Our results lend support to the idea that CoM is a task variable of critical importance to balance, and further, that CoM is controlled despite high degrees of joint angle variation. Raw kinematic traces qualitatively showed more similarities in CoM control between subjects than either joint angle measured. Inter-subject similarities in CoM sway over the entire time-course of the perturbation were also qualitatively noted despite modulation of sensory input and perturbation amplitude, and differences in anthropometrics (BoS width, CoM height, mass distribution/inertia).
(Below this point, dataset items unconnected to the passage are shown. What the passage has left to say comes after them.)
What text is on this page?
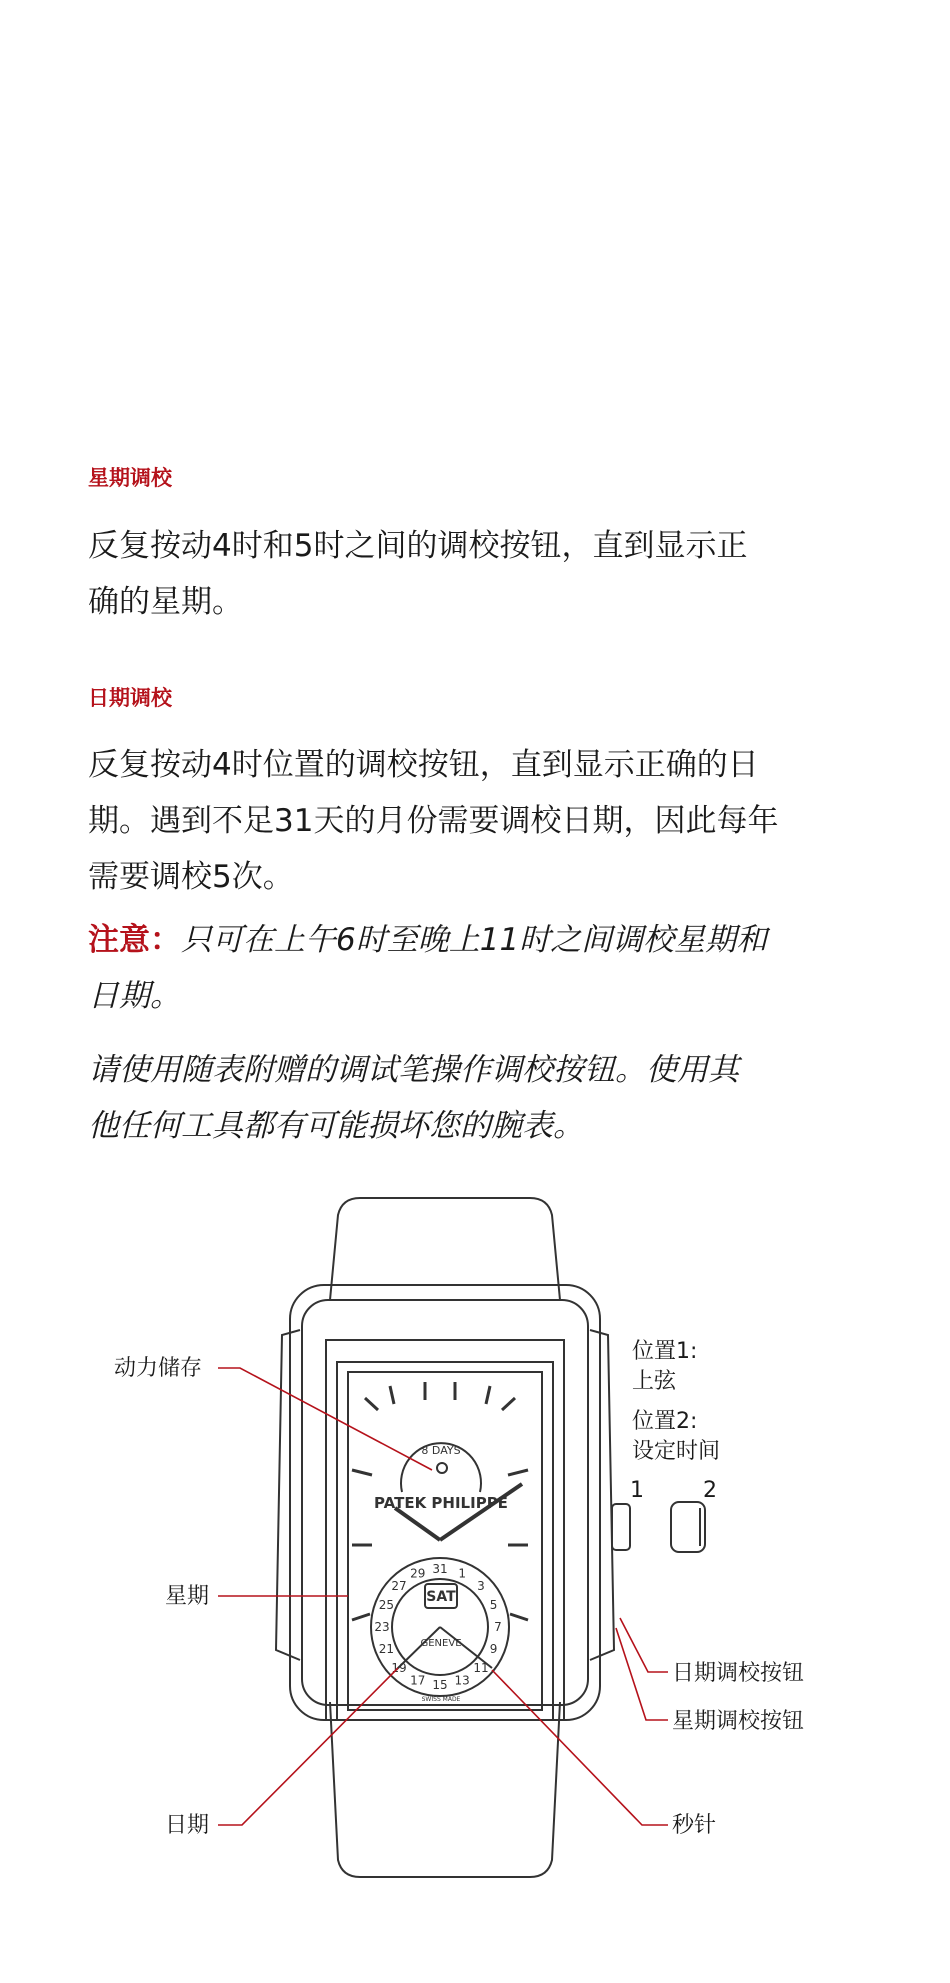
星期调校
反复按动4时和5时之间的调校按钮，直到显示正
确的星期。
日期调校
反复按动4时位置的调校按钮，直到显示正确的日
期。遇到不足31天的月份需要调校日期，因此每年
需要调校5次。
注意：只可在上午6时至晚上11时之间调校星期和
日期。
请使用随表附赠的调试笔操作调校按钮。使用其
他任何工具都有可能损坏您的腕表。
8 DAYS
PATEK PHILIPPE
SAT
GENEVE
SWISS MADE
31 1
3
5
7
9
11
13
15
17
19
21
23
25
27
29
动力储存
星期
日期
位置1:
上弦
位置2:
设定时间
1	2
日期调校按钮
星期调校按钮
秒针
This is consistent with other studies in movement control demonstrating lower variability in task-level variables such as CoM and hand location compared to joint angle variables (Scholz and Schoner 1999; Krishnamoorthy et al. 2005; Black et al. 2007; Wu et al. 2009) The larger qualitative similarities of CoM variables across subjects compared to joint variables suggest that CoM may be a critical controlled variable for the neural control of balance. Similarly, it has been demonstrated that a common sensorimotor feedback mechanism based on task-level error can give rise to variable temporal patterns of muscle activity over a variety of perturbation amplitudes (Welch and Ting 2009; Lockhart and Ting 2007) and directions (Safavynia and Ting 2013). Our study suggests that subjects may differently use ankle and hip strategies to achieve similar control of CoM across perturbation difficulty. Finally, it is likely that other task-level variables such as trunk or head location and orientation may also govern the neural control of balance, as suggested previously (Buchanan and Horak 1999; Horak and Macpherson 1996; Massion 1994). We were unable to identify any consistencies in head kinematics due to high intra- and inter-subject variability of head marker position throughout the task, which may reflect different strategies employed by subjects. However, we cannot exclude the possibility that multiple control strategies may be used simultaneously over varying timescales, consistent with different control mechanisms for different body segments (Keshner and Dhaher 2008). Thus, while vision influences postural strategies at the joint level, regardless of the observed kinematic patterns, such postural strategies subserve the ability of the nervous system to regulate task variables.